Because...
Re: Glass colorants -- beadiste Post Reply Edit Forum Where am I?
Posted by: beadiste Post Reply
10/15/2015, 09:32:51

I got re-interested again in glass color production techniques because of a nifty cloisonne plate for which a correspondent sent me some pictures. The pink background enamel seems very uncommon, which of course it might be if the glass batch required not only gold, but gold turned into a colloidal state by rather tricky chemical processes. The color seemed to offer a dating clue for the plate.
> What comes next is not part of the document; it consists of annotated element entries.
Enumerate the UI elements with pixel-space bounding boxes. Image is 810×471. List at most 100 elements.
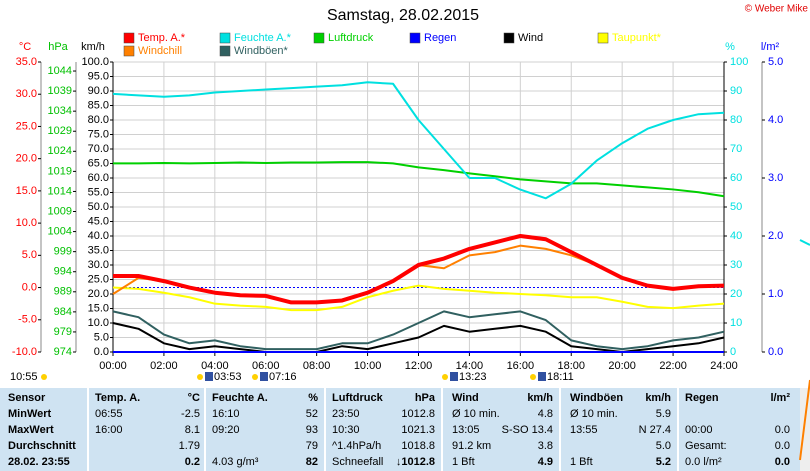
- y-tick-label: 0: [730, 346, 736, 358]
- axis-unit: hPa: [48, 41, 68, 53]
- table-cell: 1.79: [179, 440, 200, 452]
- y-tick-label: 30.0: [16, 88, 37, 100]
- x-tick-label: 12:00: [405, 360, 433, 372]
- y-tick-label: 1034: [48, 105, 72, 117]
- series-line: [112, 81, 725, 200]
- table-cell: °C: [188, 392, 200, 404]
- table-cell: km/h: [645, 392, 671, 404]
- table-cell: 79: [306, 440, 318, 452]
- table-cell: 82: [306, 456, 318, 468]
- y-tick-label: -10.0: [12, 346, 37, 358]
- marker-dot: [197, 374, 203, 380]
- y-tick-label: 90: [730, 85, 742, 97]
- table-cell: 5.2: [656, 456, 671, 468]
- table-cell: 4.03 g/m³: [212, 456, 259, 468]
- y-tick-label: 994: [54, 266, 72, 278]
- table-cell: MinWert: [8, 408, 52, 420]
- table-cell: Temp. A.: [95, 392, 140, 404]
- table-cell: Regen: [685, 392, 719, 404]
- legend-swatch: [409, 32, 421, 44]
- y-tick-label: 60.0: [88, 172, 109, 184]
- series-line: [112, 284, 725, 312]
- y-tick-label: 1009: [48, 205, 72, 217]
- marker-label: 13:23: [459, 371, 487, 383]
- table-cell: 1018.8: [401, 440, 435, 452]
- marker-label: 18:11: [547, 371, 574, 383]
- y-tick-label: 30: [730, 259, 742, 271]
- table-cell: 09:20: [212, 424, 240, 436]
- y-tick-label: 25.0: [16, 120, 37, 132]
- y-tick-label: 10: [730, 317, 742, 329]
- table-cell: 28.02. 23:55: [8, 456, 70, 468]
- x-tick-label: 16:00: [507, 360, 535, 372]
- chart-title: Samstag, 28.02.2015: [327, 7, 479, 24]
- y-tick-label: 1014: [48, 185, 72, 197]
- legend-label: Regen: [424, 32, 456, 44]
- table-cell: 0.0: [775, 456, 790, 468]
- x-tick-label: 02:00: [150, 360, 178, 372]
- axis-unit: %: [725, 41, 735, 53]
- legend-swatch: [219, 32, 231, 44]
- table-cell: 5.0: [656, 440, 671, 452]
- y-tick-label: 40: [730, 230, 742, 242]
- y-tick-label: 1004: [48, 225, 72, 237]
- x-tick-label: 24:00: [710, 360, 738, 372]
- y-tick-label: 80.0: [88, 114, 109, 126]
- y-tick-label: -5.0: [18, 314, 37, 326]
- table-background: [0, 388, 800, 471]
- table-cell: 4.9: [538, 456, 553, 468]
- table-cell: 16:10: [212, 408, 240, 420]
- table-cell: 0.2: [185, 456, 200, 468]
- table-cell: l/m²: [770, 392, 790, 404]
- y-tick-label: 55.0: [88, 186, 109, 198]
- marker-label: 10:55: [10, 371, 38, 383]
- table-cell: 1 Bft: [570, 456, 593, 468]
- legend-label: Feuchte A.*: [234, 32, 292, 44]
- y-tick-label: 10.0: [88, 317, 109, 329]
- y-tick-label: 989: [54, 286, 72, 298]
- table-cell: Wind: [452, 392, 479, 404]
- y-tick-label: 100: [730, 56, 748, 68]
- series-line: [112, 310, 725, 351]
- y-tick-label: 80: [730, 114, 742, 126]
- axis-unit: °C: [19, 41, 31, 53]
- grid: [112, 61, 725, 353]
- marker-dot: [252, 374, 258, 380]
- y-tick-label: 1.0: [768, 288, 783, 300]
- legend-label: Wind: [518, 32, 543, 44]
- y-tick-label: 984: [54, 306, 72, 318]
- y-tick-label: 70: [730, 143, 742, 155]
- table-cell: 00:00: [685, 424, 713, 436]
- y-tick-label: 1029: [48, 125, 72, 137]
- y-tick-label: 3.0: [768, 172, 783, 184]
- legend-swatch: [123, 32, 135, 44]
- y-tick-label: 0.0: [22, 281, 37, 293]
- y-tick-label: 1044: [48, 65, 72, 77]
- y-tick-label: 5.0: [94, 331, 109, 343]
- y-tick-label: 5.0: [22, 249, 37, 261]
- table-cell: Luftdruck: [332, 392, 384, 404]
- table-cell: N 27.4: [639, 424, 671, 436]
- table-cell: Sensor: [8, 392, 46, 404]
- table-cell: 23:50: [332, 408, 360, 420]
- axis-unit: km/h: [81, 41, 105, 53]
- y-tick-label: 5.0: [768, 56, 783, 68]
- y-tick-label: 35.0: [16, 56, 37, 68]
- x-tick-label: 22:00: [659, 360, 687, 372]
- table-cell: Ø 10 min.: [452, 408, 500, 420]
- legend-swatch: [219, 45, 231, 57]
- y-tick-label: 25.0: [88, 273, 109, 285]
- legend-label: Taupunkt*: [612, 32, 662, 44]
- y-tick-label: 1019: [48, 165, 72, 177]
- y-tick-label: 75.0: [88, 128, 109, 140]
- table-cell: 91.2 km: [452, 440, 491, 452]
- y-tick-label: 85.0: [88, 99, 109, 111]
- table-cell: Schneefall: [332, 456, 383, 468]
- x-tick-label: 10:00: [354, 360, 382, 372]
- y-tick-label: 0.0: [94, 346, 109, 358]
- y-tick-label: 4.0: [768, 114, 783, 126]
- table-cell: 13:05: [452, 424, 480, 436]
- marker-label: 03:53: [214, 371, 242, 383]
- legend-swatch: [503, 32, 515, 44]
- legend-label: Windböen*: [234, 45, 289, 57]
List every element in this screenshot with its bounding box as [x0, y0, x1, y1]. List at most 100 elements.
The use of selenium, erbium, neodymium is also a bit of a puzzle. Presumably this began in the late 1800s? A Czech glass importer once informed me that selenium-colored rose glass is tricky because it's extremely temperature-sensitive; a bit too much heat and it takes on a topaz tint, rendering it a more peachy or salmon color rather than a pure rose pink.

I know that when the Czechs started making transparent pink seed beads again after the factory reorganizations following liberation from the Soviet sphere, the first batches were a nice deep pink, but then subsequent batches were a lighter, more peach hue. Oddly, the peach-tinted glass is beautiful for its close resemblance to the rare padparadscha sapphire, and looks wonderful with turquoise.

Selenium rose glass can be separated from gold rose if the piece is translucent enough for examination with a pocket spectroscope - the selenium presents a two-color spectrum of a giant wash of scarlet against a black remainder of the spectrum. The red completely floods out all the other colors - definitely a retina-fryer!